Depuis Beaujeu l'Ordre n'a jamais cessé un instant de subsister et nous connaissons depuis Aumont une suite ininterrompue des Grands Maîtres de l'Ordre jusqu'à nos jours et, si le nom et la résidence du véritable Grand Maître et des vrais Supérieurs, qui régissent l'Ordre et dirigent ses sublimes travaux aujourd'hui, est un mystère qui n'est connu que des vrais Illuminés, tenu à cet égard en secret impénétrable, c'est parce que l'heure de l'Ordre n'est pas encore venue et le temps n'est pas accompli...

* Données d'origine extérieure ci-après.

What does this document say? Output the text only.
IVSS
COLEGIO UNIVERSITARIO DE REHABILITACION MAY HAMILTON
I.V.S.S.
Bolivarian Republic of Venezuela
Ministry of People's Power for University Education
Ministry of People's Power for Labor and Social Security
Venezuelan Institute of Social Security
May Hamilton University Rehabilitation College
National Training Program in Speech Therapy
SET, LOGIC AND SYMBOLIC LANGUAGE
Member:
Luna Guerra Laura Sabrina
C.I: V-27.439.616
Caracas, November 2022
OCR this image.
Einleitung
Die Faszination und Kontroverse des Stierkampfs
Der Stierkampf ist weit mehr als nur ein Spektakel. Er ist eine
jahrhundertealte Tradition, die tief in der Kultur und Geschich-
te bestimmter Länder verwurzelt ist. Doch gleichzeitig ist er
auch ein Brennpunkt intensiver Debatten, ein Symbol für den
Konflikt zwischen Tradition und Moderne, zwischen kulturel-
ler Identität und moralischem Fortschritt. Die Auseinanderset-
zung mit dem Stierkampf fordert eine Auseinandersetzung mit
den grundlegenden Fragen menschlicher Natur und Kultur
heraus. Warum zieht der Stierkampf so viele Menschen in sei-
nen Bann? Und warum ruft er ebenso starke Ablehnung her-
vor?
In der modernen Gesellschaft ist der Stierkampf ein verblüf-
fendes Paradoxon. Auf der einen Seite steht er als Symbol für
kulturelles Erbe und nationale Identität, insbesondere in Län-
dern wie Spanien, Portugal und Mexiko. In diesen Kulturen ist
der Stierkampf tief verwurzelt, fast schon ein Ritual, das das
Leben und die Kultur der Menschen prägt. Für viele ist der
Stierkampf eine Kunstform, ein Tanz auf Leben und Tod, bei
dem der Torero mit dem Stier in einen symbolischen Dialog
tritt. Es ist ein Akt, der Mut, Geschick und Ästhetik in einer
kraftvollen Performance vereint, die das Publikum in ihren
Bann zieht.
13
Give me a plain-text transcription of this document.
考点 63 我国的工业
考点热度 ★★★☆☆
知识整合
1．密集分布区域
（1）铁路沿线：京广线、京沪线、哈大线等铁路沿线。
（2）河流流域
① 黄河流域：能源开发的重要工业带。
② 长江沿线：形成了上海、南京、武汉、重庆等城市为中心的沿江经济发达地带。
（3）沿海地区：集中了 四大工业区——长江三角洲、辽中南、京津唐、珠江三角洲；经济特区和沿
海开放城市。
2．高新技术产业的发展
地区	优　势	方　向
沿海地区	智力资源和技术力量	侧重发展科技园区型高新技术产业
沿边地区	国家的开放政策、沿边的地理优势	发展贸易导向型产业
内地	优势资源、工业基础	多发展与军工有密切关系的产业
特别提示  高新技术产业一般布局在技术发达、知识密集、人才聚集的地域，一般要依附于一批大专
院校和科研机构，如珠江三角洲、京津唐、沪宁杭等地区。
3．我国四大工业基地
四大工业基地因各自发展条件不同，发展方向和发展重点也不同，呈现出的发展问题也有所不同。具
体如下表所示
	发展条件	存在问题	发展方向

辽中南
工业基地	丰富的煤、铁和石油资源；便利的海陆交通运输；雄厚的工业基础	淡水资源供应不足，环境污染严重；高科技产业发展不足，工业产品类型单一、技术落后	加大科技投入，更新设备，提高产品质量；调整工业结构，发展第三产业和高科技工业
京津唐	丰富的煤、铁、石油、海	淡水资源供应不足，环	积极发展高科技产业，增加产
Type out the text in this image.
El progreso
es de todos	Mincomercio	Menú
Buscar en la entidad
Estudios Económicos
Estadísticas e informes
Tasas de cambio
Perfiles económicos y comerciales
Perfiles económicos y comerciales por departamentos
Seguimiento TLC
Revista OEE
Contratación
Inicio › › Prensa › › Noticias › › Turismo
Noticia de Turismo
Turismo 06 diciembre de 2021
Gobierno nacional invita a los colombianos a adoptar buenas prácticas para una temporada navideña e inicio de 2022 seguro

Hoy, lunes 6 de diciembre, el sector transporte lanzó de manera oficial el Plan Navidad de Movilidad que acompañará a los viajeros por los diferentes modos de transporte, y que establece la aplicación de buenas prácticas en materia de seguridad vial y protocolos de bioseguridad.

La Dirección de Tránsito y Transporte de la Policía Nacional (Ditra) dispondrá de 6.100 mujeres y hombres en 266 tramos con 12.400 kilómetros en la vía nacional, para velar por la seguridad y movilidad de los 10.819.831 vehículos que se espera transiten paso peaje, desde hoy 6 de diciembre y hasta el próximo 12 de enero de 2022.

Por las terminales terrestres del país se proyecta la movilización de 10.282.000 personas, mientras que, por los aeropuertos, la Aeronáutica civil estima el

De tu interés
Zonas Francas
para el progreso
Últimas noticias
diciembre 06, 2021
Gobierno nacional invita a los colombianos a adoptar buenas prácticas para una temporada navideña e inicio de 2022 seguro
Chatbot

Manuscrit de 1760, in G.A. SCHIFFMANN, Die Entstehung der Rittergrade in der Freimauerei um die Mitte des XVIII Jabrbunderts, Lipsia, Zechel, 1882, pp. 178-190.

Ce fut notre premier, lointain contact avec le Plan. Ce jour-là j'aurais pu être ailleurs. Si ce jour-là je n'avais pas été dans le bureau de Belbo, maintenant je serais... à Samarcande en train de vendre des graines de sésame, éditeur d'une collection en braille, directeur de la First National Bank sur la Terre de François-Joseph ? Les conditionnels contrefactuels sont toujours vrais parce que la prémisse est fausse. Mais ce jour j'étais là, et c'est pour cela qu'à présent je suis où je suis.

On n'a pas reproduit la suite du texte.